Afterwards, Pashinyan makes another clever move. He begins to use religious motifs in his rhetoric, as if trying to deprive the Armenian Church of the basis of its protest rhetoric and take away its monopoly on spiritual truth. While churchmen are muttering something unintelligible about the betrayal of the spiritual staples of the Armenian people, Pashinyan finds the most successful (in the context of fighting expansionist ideas) of all possible religious parallels for the current situation, calling the Republic of Armenia the “Promised Land.” “We are passing through this path, and at the end of this path is our Promised Land, the Republic of Armenia, with the only difference that we are here now, but very often we do not notice our Promised Land and, not noticing it, we continue our search for the Promised Land.

Our country today is not perfect in part because our endless search for the Promised Land in the Promised Land does not allow us to concretize and formulate an answer to the question of what territory, in what place, what size we want to build a home-state, and the process of delimitation by each border pillar formulates an answer to that question.”

Perhaps it is difficult to overestimate the power of this message. It mimics the traditional casuistry that Pashinyan likes to feed his audience, but we must admit that unlike many of the Prime Minister's previous statements, this message has a tremendous creative energy. It is capable of shifting the focus of the Armenian view of the world and of oneself in the world, and for the first time in many years the Republic of Armenia can be clearly seen as a gift from above. This message is both practical and religious. Perhaps it is worth bringing the passage around the “Promised Land” to the end: “And we together must walk this path, which, yes, is not a carpet, but passes through thorns and traps, difficult and complex decisions, disappointments and misunderstandings, but it is the only path that has a horizon in front of it and leads to the real Promised Land, the real Armenia - the Republic of Armenia.

This is the decisive path. One of the philosophers says that the best path is the one that leads you to where you are. This path leads us to where we are, to the Republic of Armenia, and gives us the opportunity to look at our reality from a completely different angle. And only from this angle we can see the future and the path that leads to that future. There is only one guarantee to successfully follow this path to the end: the nationwide awareness and conviction in the mission of political leadership.

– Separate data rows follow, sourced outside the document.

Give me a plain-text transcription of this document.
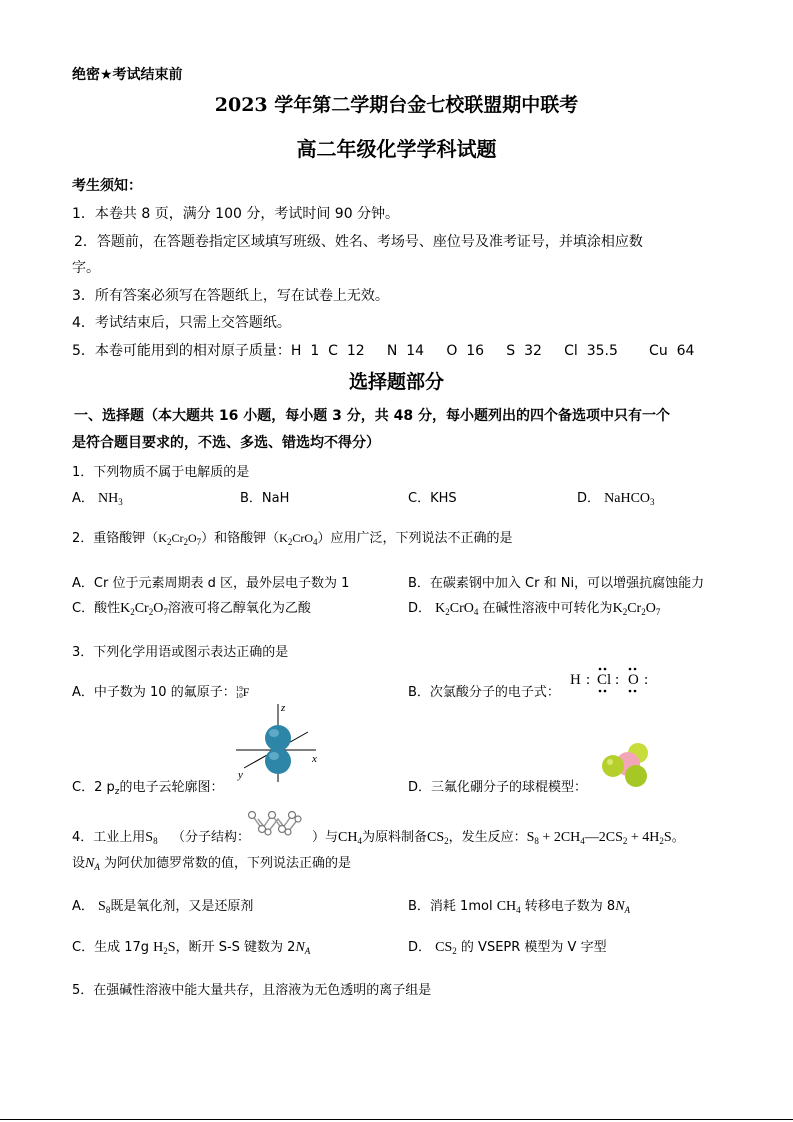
绝密★考试结束前
2023 学年第二学期台金七校联盟期中联考
高二年级化学学科试题
考生须知：
1．本卷共 8 页，满分 100 分，考试时间 90 分钟。
2．答题前，在答题卷指定区域填写班级、姓名、考场号、座位号及准考证号，并填涂相应数
字。
3．所有答案必须写在答题纸上，写在试卷上无效。
4．考试结束后，只需上交答题纸。
5．本卷可能用到的相对原子质量：H  1  C  12     N  14     O  16     S  32     Cl  35.5       Cu  64
选择题部分
一、选择题（本大题共 16 小题，每小题 3 分，共 48 分，每小题列出的四个备选项中只有一个
是符合题目要求的，不选、多选、错选均不得分）
1．下列物质不属于电解质的是
A． $NH_3$	B．NaH	C．KHS	D． NaHCO$_3$
2．重铬酸钾$(K_2Cr_2O_7)$和铬酸钾$(K_2CrO_4)$应用广泛，下列说法不正确的是
A．Cr 位于元素周期表 d 区，最外层电子数为 1	B．在碳素钢中加入 Cr 和 Ni，可以增强抗腐蚀能力
C．酸性$K_2Cr_2O_7$溶液可将乙醇氧化为乙酸	D． $K_2CrO_4$ 在碱性溶液中可转化为$K_2Cr_2O_7$
3．下列化学用语或图示表达正确的是
A．中子数为 10 的氟原子：19
10F	B．次氯酸分子的电子式：
H : Cl : O :
z
x
y
C．2 $p_z$的电子云轮廓图：	D．三氟化硼分子的球棍模型：
4．工业上用$S_8$ （分子结构：	）与$CH_4$为原料制备$CS_2$，发生反应：$S_8$ + $2CH_4—2CS_2 + 4H_2S$。
设$N_A$ 为阿伏加德罗常数的值，下列说法正确的是
A． $S_8$既是氧化剂，又是还原剂	B．消耗 1mol $CH_4$ 转移电子数为 $8N_A$
C．生成 17g $H_2S$，断开 S-S 键数为 $2N_A$	D． $CS_2$ 的 VSEPR 模型为 V 字型
5．在强碱性溶液中能大量共存，且溶液为无色透明的离子组是
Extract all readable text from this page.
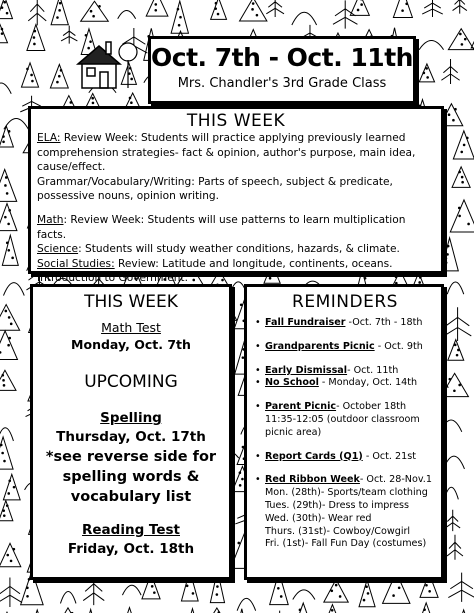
Oct. 7th - Oct. 11th
Mrs. Chandler's 3rd Grade Class
THIS WEEK

ELA: Review Week: Students will practice applying previously learned comprehension strategies- fact & opinion, author's purpose, main idea, cause/effect.

Grammar/Vocabulary/Writing: Parts of speech, subject & predicate, possessive nouns, opinion writing.

Math: Review Week: Students will use patterns to learn multiplication facts.

Science: Students will study weather conditions, hazards, & climate.

Social Studies: Review: Latitude and longitude, continents, oceans. Introduction to Government.

THIS WEEK

Math Test

Monday, Oct. 7th

UPCOMING

Spelling

Thursday, Oct. 17th

*see reverse side for spelling words & vocabulary list

Reading Test

Friday, Oct. 18th

REMINDERS
• Fall Fundraiser -Oct. 7th - 18th
• Grandparents Picnic - Oct. 9th
• Early Dismissal- Oct. 11th
• No School - Monday, Oct. 14th
• Parent Picnic- October 18th 11:35-12:05 (outdoor classroom picnic area)
• Report Cards (Q1) - Oct. 21st
• Red Ribbon Week- Oct. 28-Nov.1
Mon. (28th)- Sports/team clothing
Tues. (29th)- Dress to impress
Wed. (30th)- Wear red
Thurs. (31st)- Cowboy/Cowgirl
Fri. (1st)- Fall Fun Day (costumes)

It is also worth noting how Pashinyan combined a spiritual message with the need to follow the course of the “party and government”. Perhaps we can conclude that in the ideological sense the Etchmiadzin card is beaten.

“Long live our children who will live in a Free and Happy Armenia!” is how Pashinyan concluded his speech.

It couldn't be said better. Indeed, Armenia needs to free itself from the ways of external governance, which impose ideas of greatness on the people and do not allow them to focus on the problems of statehood. In this sense, Pashinyan is carrying out serious, responsible and sometimes dangerous work.

It is a pity that Pashinyan did not demonstrate such an approach earlier, before September 2020, but, as he himself admitted in the same address, it took time for him to come to such an understanding of things. And with all obviousness - a crushing defeat in the war with Azerbaijan on all fronts.